If you can't std::move or std::swap the vectors (e.g., because A and B are related but different types, perhaps differing only by const), you can do:

std::vector<MyClass>       A;
std::vector<const MyClass> B;
// ...
for( auto& a : A )
{
    B.emplace_back( std::move( a ) );
}

Note that this leaves A with the same number of elements, but they are all in an indeterminate state (i.e., they can be assigned to or destructed, but not read).

Answer 8

I lack rep to comment, but I want to mention that per: https://en.cppreference.com/w/cpp/container/vector/operator%3D void.pointer is right. In particular...

2) Move assignment operator. Replaces the contents with those of other using move semantics (i.e. the data in other is moved from other into this container). other is in a valid but unspecified state afterwards.
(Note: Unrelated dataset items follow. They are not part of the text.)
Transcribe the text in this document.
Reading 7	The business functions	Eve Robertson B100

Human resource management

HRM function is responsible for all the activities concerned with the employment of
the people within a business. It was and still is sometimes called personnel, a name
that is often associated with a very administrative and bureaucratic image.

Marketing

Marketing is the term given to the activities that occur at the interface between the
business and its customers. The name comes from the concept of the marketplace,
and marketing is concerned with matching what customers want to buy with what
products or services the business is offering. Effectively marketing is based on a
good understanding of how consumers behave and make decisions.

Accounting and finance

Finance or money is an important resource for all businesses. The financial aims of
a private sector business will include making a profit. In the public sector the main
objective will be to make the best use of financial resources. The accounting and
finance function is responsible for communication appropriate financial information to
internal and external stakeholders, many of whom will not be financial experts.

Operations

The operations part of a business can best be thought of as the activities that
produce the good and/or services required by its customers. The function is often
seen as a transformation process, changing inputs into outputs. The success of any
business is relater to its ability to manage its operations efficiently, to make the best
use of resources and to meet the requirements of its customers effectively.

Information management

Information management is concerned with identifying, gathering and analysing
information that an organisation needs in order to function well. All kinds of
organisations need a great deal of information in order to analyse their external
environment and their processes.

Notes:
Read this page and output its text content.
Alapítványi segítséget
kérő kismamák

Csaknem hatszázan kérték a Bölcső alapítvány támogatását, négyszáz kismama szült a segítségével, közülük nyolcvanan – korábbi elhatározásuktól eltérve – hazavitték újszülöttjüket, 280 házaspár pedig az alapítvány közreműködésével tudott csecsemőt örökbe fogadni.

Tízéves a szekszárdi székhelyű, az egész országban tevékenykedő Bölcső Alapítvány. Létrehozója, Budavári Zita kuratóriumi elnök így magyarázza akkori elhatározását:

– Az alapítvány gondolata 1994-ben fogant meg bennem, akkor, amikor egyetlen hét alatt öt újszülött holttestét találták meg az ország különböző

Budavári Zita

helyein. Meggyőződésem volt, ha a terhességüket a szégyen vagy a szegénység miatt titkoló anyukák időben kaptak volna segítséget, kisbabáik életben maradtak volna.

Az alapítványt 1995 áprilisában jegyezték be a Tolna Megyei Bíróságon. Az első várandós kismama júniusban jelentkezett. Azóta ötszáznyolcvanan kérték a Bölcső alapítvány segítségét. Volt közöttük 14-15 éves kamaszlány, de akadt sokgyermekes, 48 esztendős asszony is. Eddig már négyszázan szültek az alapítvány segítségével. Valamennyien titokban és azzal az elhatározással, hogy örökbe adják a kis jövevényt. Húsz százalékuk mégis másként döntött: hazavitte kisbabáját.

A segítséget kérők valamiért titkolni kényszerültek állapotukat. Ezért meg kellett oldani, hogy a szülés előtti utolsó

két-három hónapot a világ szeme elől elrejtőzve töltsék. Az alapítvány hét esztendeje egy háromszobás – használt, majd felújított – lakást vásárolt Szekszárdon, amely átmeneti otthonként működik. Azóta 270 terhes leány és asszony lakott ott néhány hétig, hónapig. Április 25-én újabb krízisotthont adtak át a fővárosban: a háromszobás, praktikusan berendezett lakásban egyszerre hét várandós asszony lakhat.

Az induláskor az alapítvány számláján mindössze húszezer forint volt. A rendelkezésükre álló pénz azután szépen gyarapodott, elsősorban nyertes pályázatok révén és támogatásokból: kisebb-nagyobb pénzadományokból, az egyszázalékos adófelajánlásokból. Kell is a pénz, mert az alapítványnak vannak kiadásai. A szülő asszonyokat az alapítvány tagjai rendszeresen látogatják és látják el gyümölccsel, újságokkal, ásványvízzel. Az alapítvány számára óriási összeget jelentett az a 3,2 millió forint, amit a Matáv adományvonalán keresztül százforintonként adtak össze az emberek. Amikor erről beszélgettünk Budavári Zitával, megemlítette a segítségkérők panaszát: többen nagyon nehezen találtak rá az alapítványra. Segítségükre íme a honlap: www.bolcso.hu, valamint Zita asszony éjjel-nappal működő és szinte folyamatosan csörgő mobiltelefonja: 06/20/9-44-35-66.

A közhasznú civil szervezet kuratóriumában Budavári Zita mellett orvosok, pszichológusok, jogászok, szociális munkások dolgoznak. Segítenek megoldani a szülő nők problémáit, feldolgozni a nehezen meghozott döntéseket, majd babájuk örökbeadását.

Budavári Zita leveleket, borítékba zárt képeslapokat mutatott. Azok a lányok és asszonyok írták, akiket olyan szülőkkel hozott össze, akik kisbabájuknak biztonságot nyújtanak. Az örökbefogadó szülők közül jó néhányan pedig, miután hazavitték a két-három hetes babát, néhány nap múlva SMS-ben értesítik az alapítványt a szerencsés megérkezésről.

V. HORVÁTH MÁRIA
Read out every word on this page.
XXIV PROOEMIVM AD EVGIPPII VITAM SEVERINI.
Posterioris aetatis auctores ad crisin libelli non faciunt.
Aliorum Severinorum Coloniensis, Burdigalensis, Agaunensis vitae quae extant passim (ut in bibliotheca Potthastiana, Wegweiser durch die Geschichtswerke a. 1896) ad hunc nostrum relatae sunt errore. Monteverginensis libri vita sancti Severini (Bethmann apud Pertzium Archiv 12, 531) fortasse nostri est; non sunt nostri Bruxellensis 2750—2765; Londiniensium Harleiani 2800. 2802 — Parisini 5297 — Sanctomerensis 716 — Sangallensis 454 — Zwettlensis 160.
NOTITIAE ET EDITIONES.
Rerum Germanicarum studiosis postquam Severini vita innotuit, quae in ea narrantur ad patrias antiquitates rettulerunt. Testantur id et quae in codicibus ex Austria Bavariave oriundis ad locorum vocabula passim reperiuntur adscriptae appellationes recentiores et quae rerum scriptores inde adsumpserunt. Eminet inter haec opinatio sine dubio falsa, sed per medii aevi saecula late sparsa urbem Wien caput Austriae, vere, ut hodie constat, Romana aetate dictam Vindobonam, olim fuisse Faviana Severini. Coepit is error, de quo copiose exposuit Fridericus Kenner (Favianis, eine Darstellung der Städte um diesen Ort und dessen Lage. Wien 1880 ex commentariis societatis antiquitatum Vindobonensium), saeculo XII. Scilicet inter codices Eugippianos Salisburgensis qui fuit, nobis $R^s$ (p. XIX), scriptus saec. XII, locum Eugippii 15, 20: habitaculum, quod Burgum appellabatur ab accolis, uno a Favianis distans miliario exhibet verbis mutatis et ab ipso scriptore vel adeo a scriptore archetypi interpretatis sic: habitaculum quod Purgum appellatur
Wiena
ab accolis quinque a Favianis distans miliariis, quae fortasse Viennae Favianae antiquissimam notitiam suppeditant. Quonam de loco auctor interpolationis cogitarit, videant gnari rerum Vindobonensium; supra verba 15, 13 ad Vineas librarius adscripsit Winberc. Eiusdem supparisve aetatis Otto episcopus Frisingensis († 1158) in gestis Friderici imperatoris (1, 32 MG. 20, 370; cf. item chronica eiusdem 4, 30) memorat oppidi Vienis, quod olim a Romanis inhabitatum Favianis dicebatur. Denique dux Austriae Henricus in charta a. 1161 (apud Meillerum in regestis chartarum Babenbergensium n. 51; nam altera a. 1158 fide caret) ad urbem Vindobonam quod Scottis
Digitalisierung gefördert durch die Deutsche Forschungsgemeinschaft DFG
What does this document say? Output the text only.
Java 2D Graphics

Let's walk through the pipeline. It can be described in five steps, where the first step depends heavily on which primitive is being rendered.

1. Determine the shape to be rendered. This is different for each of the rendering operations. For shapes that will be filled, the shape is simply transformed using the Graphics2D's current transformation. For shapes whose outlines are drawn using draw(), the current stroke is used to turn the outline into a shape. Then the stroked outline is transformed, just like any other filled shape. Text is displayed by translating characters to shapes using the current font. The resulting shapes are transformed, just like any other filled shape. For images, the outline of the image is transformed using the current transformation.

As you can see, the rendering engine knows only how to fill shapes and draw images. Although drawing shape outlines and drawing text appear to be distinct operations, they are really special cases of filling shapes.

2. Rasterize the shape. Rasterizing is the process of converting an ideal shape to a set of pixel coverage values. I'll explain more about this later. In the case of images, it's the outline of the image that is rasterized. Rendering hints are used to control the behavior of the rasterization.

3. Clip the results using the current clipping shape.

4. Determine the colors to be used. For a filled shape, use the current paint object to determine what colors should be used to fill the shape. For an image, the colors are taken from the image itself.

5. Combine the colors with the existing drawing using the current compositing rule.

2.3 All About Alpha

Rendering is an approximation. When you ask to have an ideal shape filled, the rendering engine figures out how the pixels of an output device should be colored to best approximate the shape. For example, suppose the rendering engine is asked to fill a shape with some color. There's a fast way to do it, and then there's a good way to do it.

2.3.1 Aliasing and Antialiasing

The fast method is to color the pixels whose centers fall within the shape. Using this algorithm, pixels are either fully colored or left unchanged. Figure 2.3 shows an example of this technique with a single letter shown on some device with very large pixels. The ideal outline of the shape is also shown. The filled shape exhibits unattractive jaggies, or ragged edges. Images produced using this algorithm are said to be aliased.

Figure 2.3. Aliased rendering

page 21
Thus Praetorian's answer is wrong per standard. However, for MSVC at least, is good enough because the implementation clears the list anyway (Probably true for most).

Something interesting is that since we declare a move constructor, no implicit move assignment operator will be declared. Thus we "know" that std::vector must declare a move assignment operator.